Dan zijn er uitgevers die voor minder dan een dubbeltje op de eerste rang willen zitten, of desnoods op de tweede. Of geen royal­ty wensen uit te keren, of veel te weinig, enzovoort enzovoort. De verta­ler die zich met zulke eisen geconfronteerd ziet, kan zich beroepen op de voorwaarden voor subsidiëring die het Fonds stelt, en hij kan er vrij zeker van zijn dat zijn collega’s dat ook zullen doen. Vertalers – freelancers immers – kunnen misschien niet staken, maar redelijkheid en vasthou­dendheid helpen vaak wel: ten slotte worden er ook ‘boven-modelcon­tractuele’ afspraken gemaakt en gehonoreerd.

Alleen wanneer een uitgever domweg weigert zich aan de afspraken, die nota bene door zijn eigen branchevereniging zijn opge­steld, te houden, kan een vertaler hoog of laag springen, watje of geen watje zijn, maar hij krijgt of de opdracht of het Modelcontract niet. Maar er zijn dus wel degelijk algemeen geldende afspraken waaraan literaire vertalers en uitgevers zich houden. Het enige wat een vertaler moet doen is alert zijn, zijn contracten goed lezen en erop letten dat ze worden nage­leefd.
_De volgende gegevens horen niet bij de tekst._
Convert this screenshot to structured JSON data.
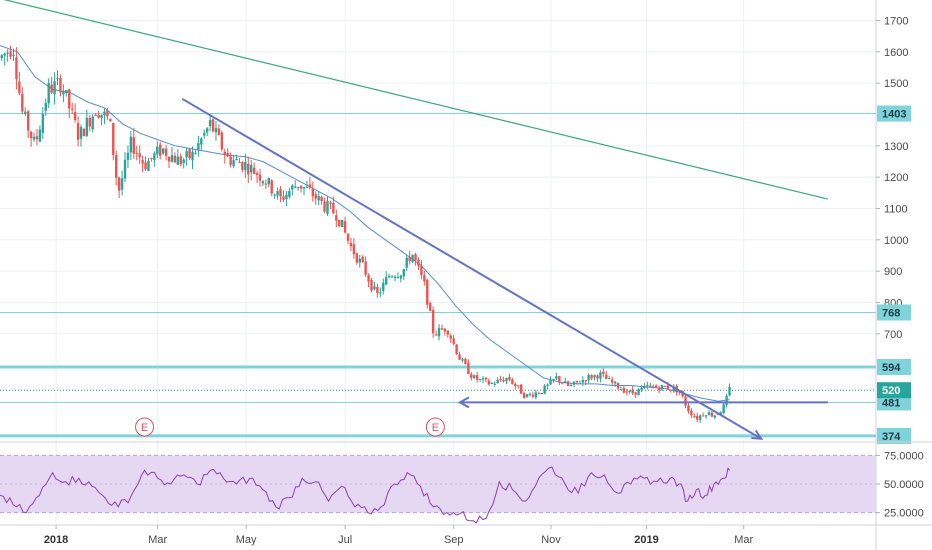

‘En, vertaal je nog steeds?’ vroeg laatst mijn tandarts – die inmiddels al heel wat jaartjes zijn boor hanteert – en met rollende ogen probeerde ik hem duidelijk te maken dat ik dat inderdaad nog steeds doe. Met zijn vraag drukte hij dezelfde algemene opvatting uit als ooit een minister van cultuur, die vertalen een bezigheid noemde. Een bezigheid wel te verstaan, waarin een verstandig mens niet al te lang volhardt.

‘Ja,’ zei ik toen ik weer kon praten, ‘en daar kan ik zelfs deze kronen van betalen.’